Dans un « position paper » publié récemment, l’équipementier suédois Ericsson plaide pour une bascule du secteur vers des réseaux (5G) capables d’ajuster, à la volée, la performance délivrée selon l’usage. Objectif : monétiser une « connectivité différenciée » et automatiser l’exploitation du réseau.

Un tournant : de la 5G « best effort » à la connectivité différenciée

Ericsson part d’un constat : l’approche « taille unique » qui a dominé les débuts de la 5G atteint ses limites. La prochaine étape consiste à proposer, non plus une simple bande passante, mais un niveau de performance adapté au service — cloud gaming, réalité augmentée immersive, IoT critique — avec un engagement sur le résultat. L’équipementier parle de « connectivité différenciée », nouveau terrain de valeur pour les opérateurs, rendu possible par des réseaux à la fois haute performance et programmables.

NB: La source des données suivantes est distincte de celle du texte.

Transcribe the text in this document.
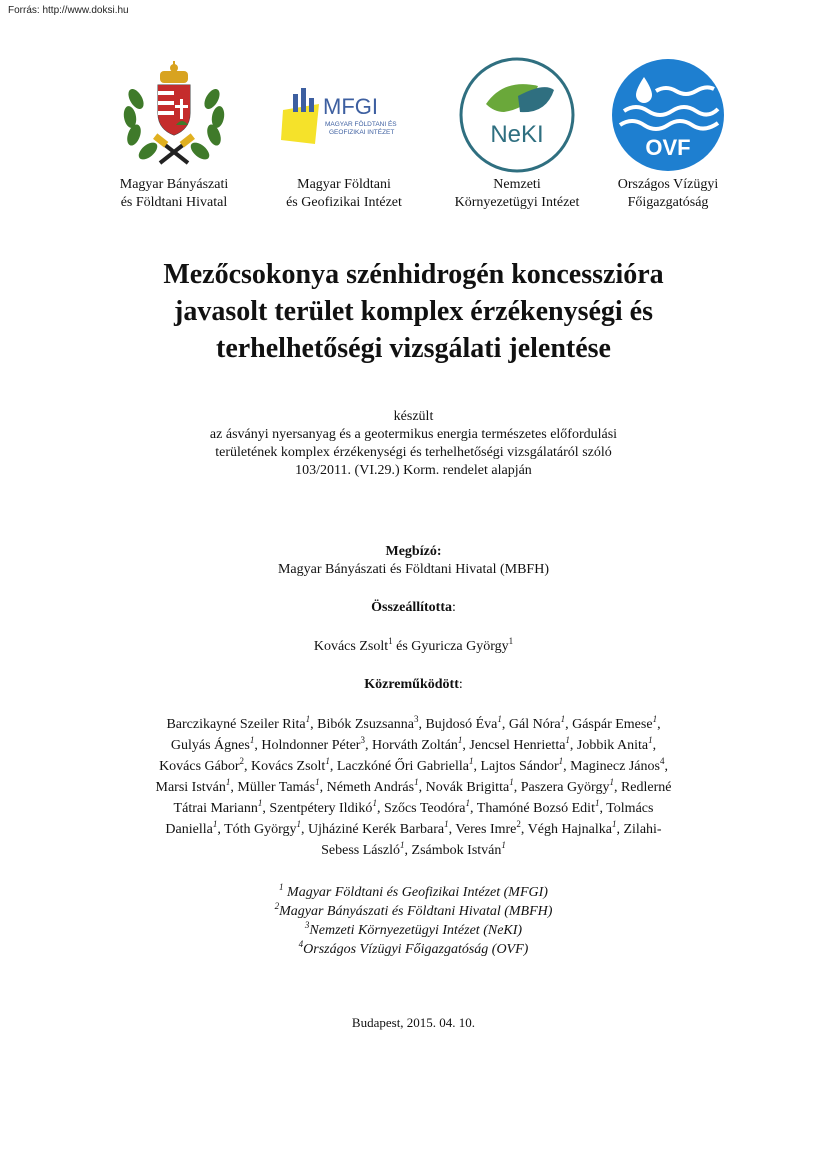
Forrás: http://www.doksi.hu
Magyar Bányászati
és Földtani Hivatal
MFGI
MAGYAR FÖLDTANI ÉS
GEOFIZIKAI INTÉZET
Magyar Földtani
és Geofizikai Intézet
NeKI
Nemzeti
Környezetügyi Intézet
OVF
Országos Vízügyi
Főigazgatóság
Mezőcsokonya szénhidrogén koncesszióra
javasolt terület komplex érzékenységi és
terhelhetőségi vizsgálati jelentése
készült
az ásványi nyersanyag és a geotermikus energia természetes előfordulási
területének komplex érzékenységi és terhelhetőségi vizsgálatáról szóló
103/2011. (VI.29.) Korm. rendelet alapján
Megbízó:
Magyar Bányászati és Földtani Hivatal (MBFH)
Összeállította:
Kovács Zsolt$^1$ és Gyuricza György$^1$
Közreműködött:
Barczikayné Szeiler Rita$^1$, Bibók Zsuzsanna$^3$, Bujdosó Éva$^1$, Gál Nóra$^1$, Gáspár Emese$^1$,
Gulyás Ágnes$^1$, Holndonner Péter$^3$, Horváth Zoltán$^1$, Jencsel Henrietta$^1$, Jobbik Anita$^1$,
Kovács Gábor$^2$, Kovács Zsolt$^1$, Laczkóné Őri Gabriella$^1$, Lajtos Sándor$^1$, Maginecz János$^4$,
Marsi István$^1$, Müller Tamás$^1$, Németh András$^1$, Novák Brigitta$^1$, Paszera György$^1$, Redlerné
Tátrai Mariann$^1$, Szentpétery Ildikó$^1$, Szőcs Teodóra$^1$, Thamóné Bozsó Edit$^1$, Tolmács
Daniella$^1$, Tóth György$^1$, Ujháziné Kerék Barbara$^1$, Veres Imre$^2$, Végh Hajnalka$^1$, Zilahi-
Sebess László$^1$, Zsámbok István$^1$
$^1$ Magyar Földtani és Geofizikai Intézet (MFGI)
$^2$Magyar Bányászati és Földtani Hivatal (MBFH)
$^3$Nemzeti Környezetügyi Intézet (NeKI)
$^4$Országos Vízügyi Főigazgatóság (OVF)
Budapest, 2015. 04. 10.
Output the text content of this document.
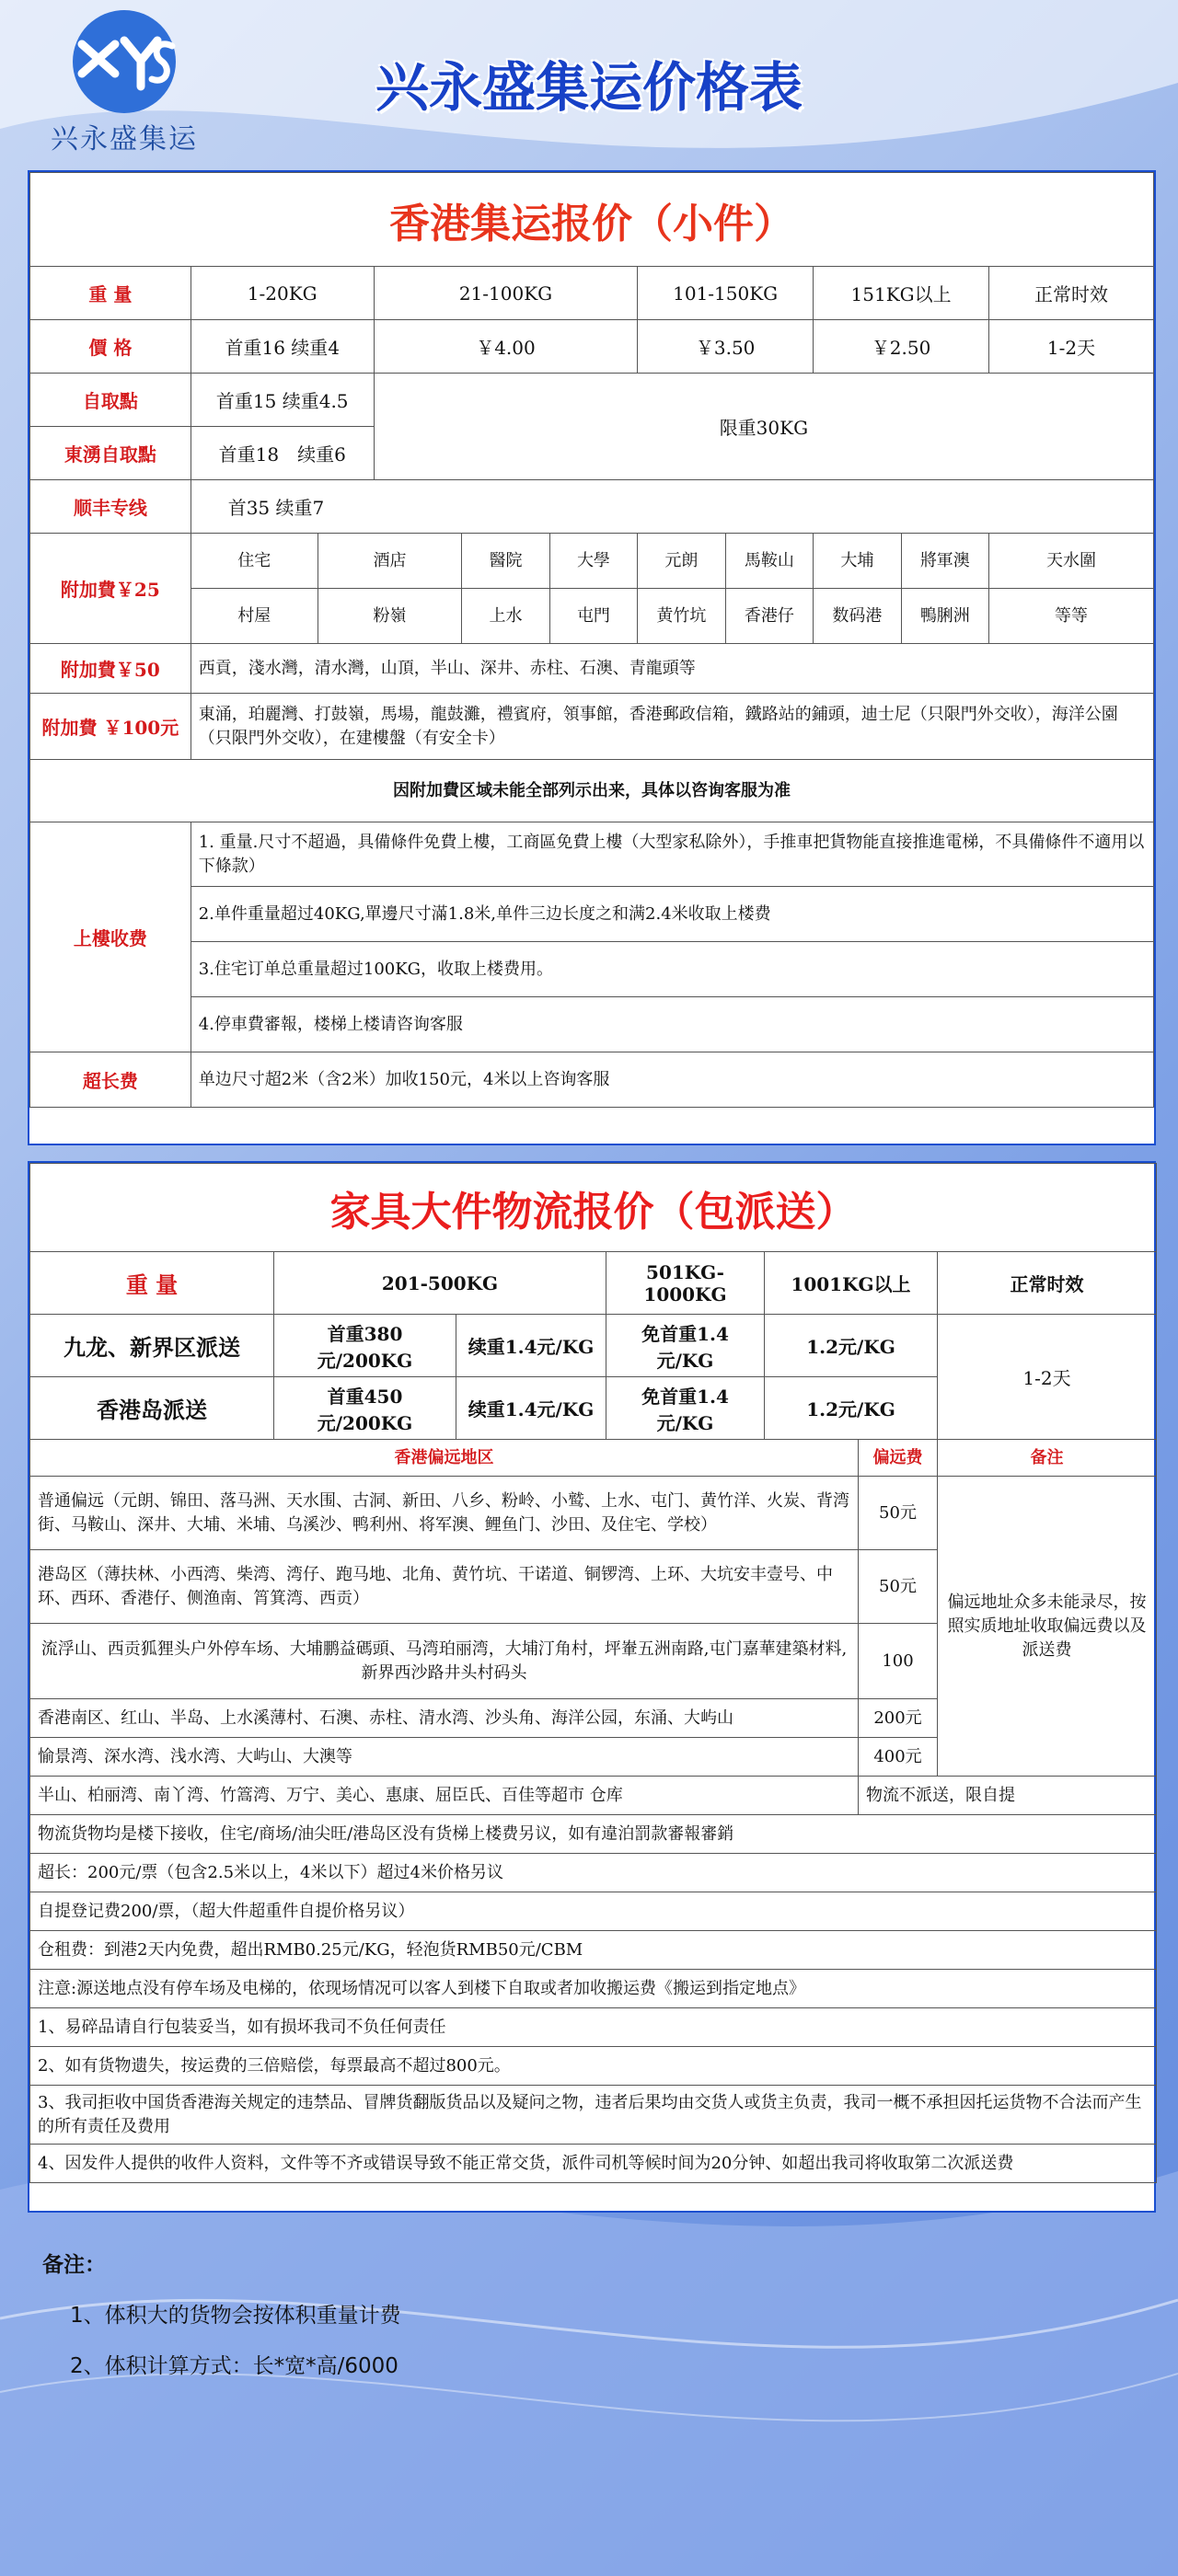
兴永盛集运
兴永盛集运价格表
香港集运报价（小件）										
重 量	1-20KG		21-100KG			101-150KG		151KG以上		正常时效
價 格	首重16 续重4		￥4.00			￥3.50		￥2.50		1-2天
自取點	首重15 续重4.5		限重30KG							
東湧自取點	首重18　续重6									
顺丰专线	首35 续重7									
附加費￥25	住宅	酒店		醫院	大學	元朗	馬鞍山	大埔	將軍澳	天水圍
	村屋	粉嶺		上水	屯門	黄竹坑	香港仔	数码港	鴨脷洲	等等
附加費￥50	西貢，淺水灣，清水灣，山頂，半山、深井、赤柱、石澳、青龍頭等									
附加費 ￥100元	東涌，珀麗灣、打鼓嶺，馬場，龍鼓灘，禮賓府，領事館，香港郵政信箱，鐵路站的鋪頭，迪士尼（只限門外交收），海洋公園（只限門外交收），在建樓盤（有安全卡）									
因附加費区域未能全部列示出来，具体以咨询客服为准										
上樓收费	1. 重量.尺寸不超過，具備條件免費上樓，工商區免費上樓（大型家私除外），手推車把貨物能直接推進電梯，不具備條件不適用以下條款）									
	2.单件重量超过40KG,單邊尺寸滿1.8米,单件三边长度之和满2.4米收取上楼费									
	3.住宅订单总重量超过100KG，收取上楼费用。									
	4.停車費審報，楼梯上楼请咨询客服									
超长费	单边尺寸超2米（含2米）加收150元，4米以上咨询客服									
家具大件物流报价（包派送）						
重 量	201-500KG		501KG-1000KG	1001KG以上		正常时效
九龙、新界区派送	首重380元/200KG	续重1.4元/KG	免首重1.4元/KG	1.2元/KG		1-2天
香港岛派送	首重450元/200KG	续重1.4元/KG	免首重1.4元/KG	1.2元/KG		
香港偏远地区					偏远费	备注
普通偏远（元朗、锦田、落马洲、天水围、古洞、新田、八乡、粉岭、小鹫、上水、屯门、黄竹洋、火炭、背湾街、马鞍山、深井、大埔、米埔、乌溪沙、鸭利州、将军澳、鲤鱼门、沙田、及住宅、学校）					50元	偏远地址众多未能录尽，按照实质地址收取偏远费以及派送费
港岛区（薄扶林、小西湾、柴湾、湾仔、跑马地、北角、黄竹坑、干诺道、铜锣湾、上环、大坑安丰壹号、中环、西环、香港仔、侧渔南、筲箕湾、西贡）					50元	
流浮山、西贡狐狸头户外停车场、大埔鹏益碼頭、马湾珀丽湾，大埔汀角村，坪輋五洲南路,屯门嘉華建築材料,新界西沙路井头村码头					100	
香港南区、红山、半岛、上水溪薄村、石澳、赤柱、清水湾、沙头角、海洋公园，东涌、大屿山					200元	
愉景湾、深水湾、浅水湾、大屿山、大澳等					400元	
半山、柏丽湾、南丫湾、竹篙湾、万宁、美心、惠康、屈臣氏、百佳等超市 仓库					物流不派送，限自提	
物流货物均是楼下接收，住宅/商场/油尖旺/港岛区没有货梯上楼费另议，如有違泊罰款審報審銷						
超长：200元/票（包含2.5米以上，4米以下）超过4米价格另议						
自提登记费200/票，（超大件超重件自提价格另议）						
仓租费：到港2天内免费，超出RMB0.25元/KG，轻泡货RMB50元/CBM						
注意:源送地点没有停车场及电梯的，依现场情况可以客人到楼下自取或者加收搬运费《搬运到指定地点》						
1、易碎品请自行包装妥当，如有损坏我司不负任何责任						
2、如有货物遗失，按运费的三倍赔偿，每票最高不超过800元。						
3、我司拒收中国货香港海关规定的违禁品、冒牌货翻版货品以及疑问之物，违者后果均由交货人或货主负责，我司一概不承担因托运货物不合法而产生的所有责任及费用						
4、因发件人提供的收件人资料，文件等不齐或错误导致不能正常交货，派件司机等候时间为20分钟、如超出我司将收取第二次派送费						
备注：
1、体积大的货物会按体积重量计费
2、体积计算方式：长*宽*高/6000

Trois leviers technologiques au cœur du modèle

Le document identifie un triptyque qui soutient cette mutation :

  • IA pour absorber la complexité, comprendre des objectifs (intents) et décider en temps réel ;
  • silicium avancé co-conçu avec le logiciel pour conjuguer puissance, efficience énergétique et compacité. A noter que le « silicium avancé » désigne des puces de dernière génération (procédés de gravure fins) co-conçues matériel/logiciel pour maximiser performance et efficacité énergétique ;
  • ouverture (interfaces ouvertes, cloud-native, rApps) pour accélérer l’innovation et le contrôle fin du réseau.

C’est la combinaison de ces leviers qui crée le terrain de jeu des réseaux programmables.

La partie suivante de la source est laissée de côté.